La gauche a depuis longtemps renoncé à la critique révolutionnaire de la propriété privée capitaliste et de l'Etat, qualifiée de trop simpliste. Elle ne faisait qu'accorder sa théorie à sa pratique de gestion du système. A l'inverse, nous avons besoin de renouer le fil avec ces idées, celles d'un marxisme dégagé des dogmes du stalinisme et de la social-démocratie.
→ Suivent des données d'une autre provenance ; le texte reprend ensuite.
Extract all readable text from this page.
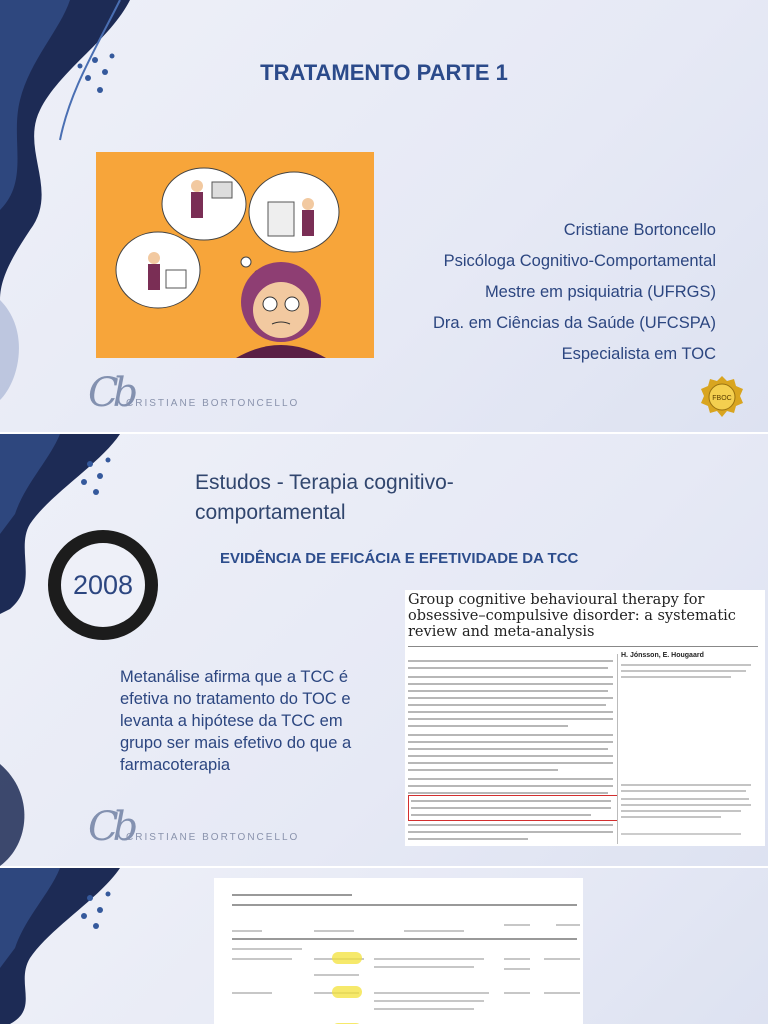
TRATAMENTO PARTE 1
Cristiane Bortoncello
Psicóloga Cognitivo-Comportamental
Mestre em psiquiatria (UFRGS)
Dra. em Ciências da Saúde (UFCSPA)
Especialista em TOC
Cb
CRISTIANE BORTONCELLO	FBOC
Estudos - Terapia cognitivo-comportamental
EVIDÊNCIA DE EFICÁCIA E EFETIVIDADE DA TCC
2008
Metanálise afirma que a TCC é efetiva no tratamento do TOC e levanta a hipótese da TCC em grupo ser mais efetivo do que a farmacoterapia
Group cognitive behavioural therapy for obsessive–compulsive disorder: a systematic review and meta-analysis
H. Jónsson, E. Hougaard
Cb
CRISTIANE BORTONCELLO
La lutte pour changer le monde exige une compréhension cohérente de l'évolution et de l'histoire, une compréhension qui s'élabore à la lumière des progrès de la science loin de tout conservatisme, préjugé, c'est-à-dire en adoptant le point de vue de ceux qui n'ont rien à perdre et tout à gagner, à travers leurs combats.
Débat militant aura à cœur de contribuer au travail collectif pour définir une compréhension commune, renforcer notre programme, l'argumenter, l'appuyer sur des éléments solides qui libèrent d'une simple critique morale du capitalisme, pour que nos interventions dans toute leur diversité aident à renforcer la confiance du monde du travail dans ses propres perspectives.
Il n'y a pas d'autre voie pour nous donner les moyens d'être à la hauteur du défi que nous avons relevé, pour renforcer la cohérence et l'unité du processus de construction du NPA, afin d'en faire le parti de la transformation révolutionnaire de la société.